There are two distinct sectors in U.S. workplaces that will be affected by vaccination rules:

  • Private: Most people work in the private sector, meaning they are employed by a company that is not tied or funded by the government. Private-sector employees are employed at-will, which means they can quit at any time they want for any reason. However, at-will employers can fire them at any time for any legal reason. With the EEOC saying that vaccination requirements would be lawful, it stands to say that an employer would be safe to terminate someone who refused to get vaccinated in most circumstances.
  • Public: People who work in the public sector are employed in some way by the government, like a police officer, post office worker, etc. Terminating employees in the public sector for refusing to get vaccinated could be more difficult due to the 14th Amendment, which gives public sector workers the “right to due process” when disciplined, including up to termination.
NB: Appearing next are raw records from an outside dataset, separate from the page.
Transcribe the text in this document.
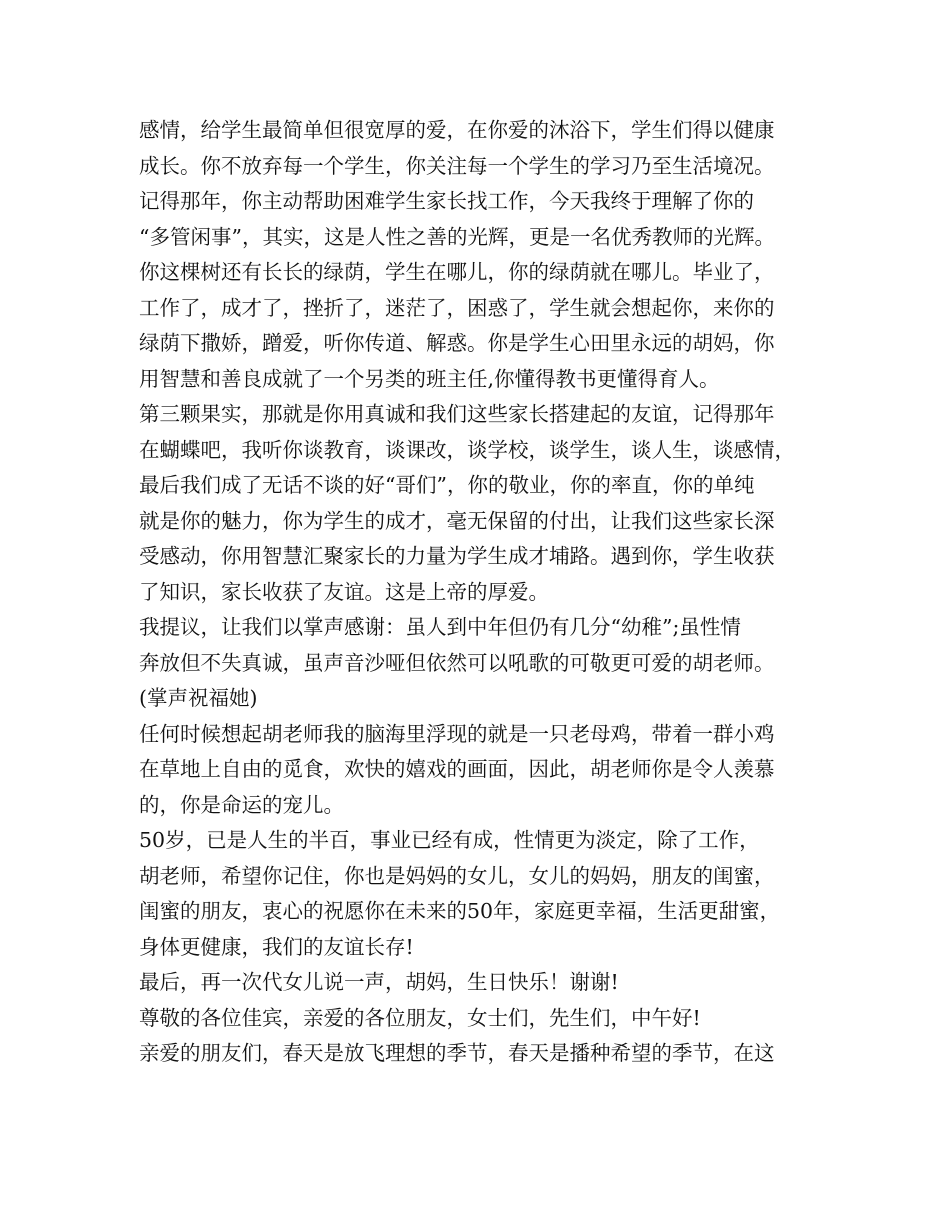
感情，给学生最简单但很宽厚的爱，在你爱的沐浴下，学生们得以健康
成长。你不放弃每一个学生，你关注每一个学生的学习乃至生活境况。
记得那年，你主动帮助困难学生家长找工作，今天我终于理解了你的
“多管闲事”，其实，这是人性之善的光辉，更是一名优秀教师的光辉。
你这棵树还有长长的绿荫，学生在哪儿，你的绿荫就在哪儿。毕业了，
工作了，成才了，挫折了，迷茫了，困惑了，学生就会想起你，来你的
绿荫下撒娇，蹭爱，听你传道、解惑。你是学生心田里永远的胡妈，你
用智慧和善良成就了一个另类的班主任,你懂得教书更懂得育人。
第三颗果实，那就是你用真诚和我们这些家长搭建起的友谊，记得那年
在蝴蝶吧，我听你谈教育，谈课改，谈学校，谈学生，谈人生，谈感情，
最后我们成了无话不谈的好“哥们”，你的敬业，你的率直，你的单纯
就是你的魅力，你为学生的成才，毫无保留的付出，让我们这些家长深
受感动，你用智慧汇聚家长的力量为学生成才埔路。遇到你，学生收获
了知识，家长收获了友谊。这是上帝的厚爱。
我提议，让我们以掌声感谢：虽人到中年但仍有几分“幼稚”;虽性情
奔放但不失真诚，虽声音沙哑但依然可以吼歌的可敬更可爱的胡老师。
(掌声祝福她)
任何时候想起胡老师我的脑海里浮现的就是一只老母鸡，带着一群小鸡
在草地上自由的觅食，欢快的嬉戏的画面，因此，胡老师你是令人羡慕
的，你是命运的宠儿。
50岁，已是人生的半百，事业已经有成，性情更为淡定，除了工作，
胡老师，希望你记住，你也是妈妈的女儿，女儿的妈妈，朋友的闺蜜，
闺蜜的朋友，衷心的祝愿你在未来的50年，家庭更幸福，生活更甜蜜，
身体更健康，我们的友谊长存!
最后，再一次代女儿说一声，胡妈，生日快乐！谢谢!
尊敬的各位佳宾，亲爱的各位朋友，女士们，先生们，中午好!
亲爱的朋友们，春天是放飞理想的季节，春天是播种希望的季节，在这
Why is Vaccination So Pressing?

At the time of this writing, more than 24,000,000 Americans have tested positive for the coronavirus and more than 402,000 have died from it. As long as large outbreaks continue and the rates of deaths and lifelong disabilities caused by the virus remain high, reopening the economy will be extremely risky, especially for elders and the immunocompromised.

The Centers for Disease Control and Prevention (CDC) estimates that many of the worst outbreaks have begun or worsened in workplaces, where people are required to be within close proximity with one another for many hours a day. If vaccinations were mandatory at most workplaces, then it follows that the infection rate would start to decline. For business owners and bureaucrats, a drop in the virus count would also mean a massive boost to the economy, both domestically and globally. Even though mandatory vaccinations in the workplace are controversial, the potential benefits that widespread vaccinations can bring are not.